The growth in craft beer and spirits is also a factor. Again, the younger demographics see those as alternatives to wine – something the Boomers did not. In fact, say several analysts, there is some evidence that Millennials and Gen X-ers are happy to drink cocktails and beer with dinner instead of wine – unheard of behaviour from the Boomers – based on data from restaurant occasion sales.

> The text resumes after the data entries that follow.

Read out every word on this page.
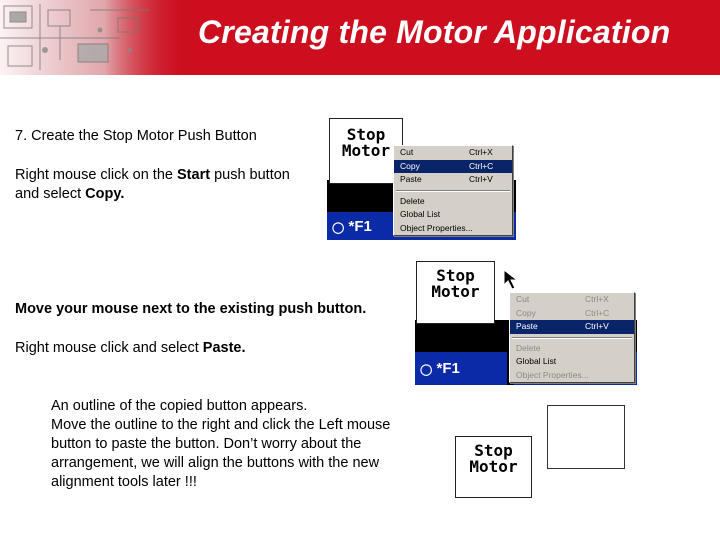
Creating the Motor Application
7. Create the Stop Motor Push Button
Right mouse click on the Start push button
and select Copy.
◯ *F1
Stop
Motor	Cut	Ctrl+X
Copy	Ctrl+C
Paste	Ctrl+V
Delete
Global List
Object Properties...
Move your mouse next to the existing push button.
Right mouse click and select Paste.
◯ *F1
Stop
Motor	Cut	Ctrl+X
Copy	Ctrl+C
Paste	Ctrl+V
Delete
Global List
Object Properties...
An outline of the copied button appears.
Move the outline to the right and click the Left mouse
button to paste the button. Don’t worry about the
arrangement, we will align the buttons with the new
alignment tools later !!!
Stop
Motor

Then there’s the rise of the Neo-Prohibitionist movement, which has focused on health issues to curb drinking. Designated drivers, for instance, were unheard of when the Boomers came of age, but drunk driving deaths in the US have declined by one-third over the past 30 years as the concept has become popular. And there are also indications, says Miller, though nothing definite, that the younger demographics may be drinking less overall than the Boomers did at the same age. In this, says Moramarco, wine’s foreseeable future is not about continued growth but a battle for market share with beer and spirits, especially since the size of the overall alcohol market may also grow only as much as the drinking-age population. But that’s not his most sobering statistic. Consider, he says, that there are about 125,000 wine SKUs on US shelves in any one year, but that the high-frequency wine drinker buys only about 75 bottles a year.

The brave new world

The formula for European sales in the US during the boom seemed simple – find an exporter who could navigate the US three-tier system, and the money would flow in. Which, of course, wasn’t quite the case. But 40 years of continuous growth tended to gild the lily. “One of the most difficult things about working with European producers is educating them about the US market,” says Tincknell. “And it’s not just about the legal issues. They need to understand the differences in the US market, and that one size doesn’t fit all.”

So how do producers adjust to this new landscape?

The first thing to do, says Tincknell, is to understand that the US wine drinker is not a wallet to be picked, but a consumer who has choices. “My take is that we’ve regressed in the marketing of wine,” he says. “You’ve got the biggest producers, like Gallo and Constellation, and they have the resources to market nationally, while everyone else just assumes the consumer will buy theirs because they should. The first thing we tell our clients is, ‘Your wine isn’t special.’ If you’re going to sell a $40.00 wine, it has to offer $40.00 worth of value, and not just cost $40.00 because you think it should cost $40.00.”

Second, the US remains an underdeveloped wine market for Europe apart from its traditional markets on the East Coast and California. The middle of the country offers sales opportunities, even in today’s environment, that many European producers haven’t considered. 

“You have to look for markets that aren’t mature,” says Andrea Boscu of Villa di Geggiano in Chianti, who adds that it’s not enough to expect to sell all of your wine in New York anymore. “The US is Italy’s first market, and we all have great expectations for it. But you have to cultivate it.” As part of this, says Boscu, you need to look at markets for your wine where you might not be selling it now and that have potential. This could be somewhere like Texas, with its four large cities and a growing wine culture. Boscu says tiny Vermont has provided surprising opportunities, thanks to groundwork by his importer.

Cultivating also means visiting these new markets, which could be the difference between selling 10 cases and 100 cases a year, Boscu says. Not enough European producers, considering the expense and inconvenience of US market visits, make the effort, he says. “But if you don’t show your face, you aren’t going to sell as much wine, and maybe that’s a difference they don’t understand.”

Finally, says Boscu, understand that the US consumer is more knowledgeable and wants “to have good wines without spending a fortune. They understand the price connection to quality.”

In this, the wine boom did more than sell wine. It taught US wine drinkers more than they had ever known – something that will stay with them even as the wine boom ends.